What kind of English word is “Winnemucca”? How about “taco”? “Fond du Lac”? People who get bent out of shape over other people speaking languages besides English while out in public in this country probably fail to realize how many English words have their origin in other languages. As much as 30 percent of English words are
borrowed from the world’s thousands of languages. It would be difficult or impossible for the average English speaker to use only Anglo-Saxon words.
In the United States especially, where nearly 100 percent of the population comes from elsewhere in the world, the English language is a polyglot mixture made up of additions from languages everywhere, and yet
it stands apart in its diction, its spelling, and in other ways. Place names preeminently use some version borrowed from the many Native American languages that have all but disappeared otherwise. What does it mean to send somebody
back where they came from, when almost everybody came from somewhere else at one time? Send them back where? To Ohio? To Florida? If we go back far enough in time, almost everyone will have to leave, and the Native Americans – what is left of them – will no doubt feel immense relief, as of an oppressive burden lifting away from them.

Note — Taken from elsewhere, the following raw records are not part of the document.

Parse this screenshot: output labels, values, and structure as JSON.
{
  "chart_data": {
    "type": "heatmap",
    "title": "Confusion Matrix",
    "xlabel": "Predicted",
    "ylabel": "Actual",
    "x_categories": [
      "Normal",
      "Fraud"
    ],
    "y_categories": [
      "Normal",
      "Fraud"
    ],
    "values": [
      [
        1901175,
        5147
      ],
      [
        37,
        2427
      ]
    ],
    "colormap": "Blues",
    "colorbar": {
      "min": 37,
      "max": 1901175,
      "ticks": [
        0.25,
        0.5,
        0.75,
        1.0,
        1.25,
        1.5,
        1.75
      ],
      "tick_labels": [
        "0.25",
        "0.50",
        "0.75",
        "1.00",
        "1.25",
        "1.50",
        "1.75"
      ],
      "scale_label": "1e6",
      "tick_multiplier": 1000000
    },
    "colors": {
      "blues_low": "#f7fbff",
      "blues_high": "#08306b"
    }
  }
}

Exclusionary talk is loco chauvinism. It is meshuga, and yahoos who go on about sending others back where they came from are clearly
non compos mentis. They should examine their own origins, which in the latest generation or two or three might be in places like Tulsa, Santa Fe, Tennessee, or Baraboo, but going back further could be traced to Scotland, or Frankfurt, or Sarajevo, and ultimately to Africa. White folks weren’t always white, and anyway no deity ever descended from the heavens to declare whiteness a superior trait. It only matters to people who are terrified of losing their imagined superior place in society, and must have Others to look down upon. Ordering Others to speak English when they are conversing among themselves is not only high-handed, it ignores how immigrants have enriched and informed English itself with words and expressions from everywhere. The proper remark for an English-only speaker to make in that case, if any is necessary at all, is gracias, or merci, or
danke, or mahalo, or arigatô, or . . .
— Ed.
Johnny Cash (1932-2003) sang a North American version of “I’ve Been Everywhere”, a song written in 1959 by Australian country singer Geoff Mack, and which in the original version included all Australian place names, many of them originating in the languages of the Australian Aboriginal peoples.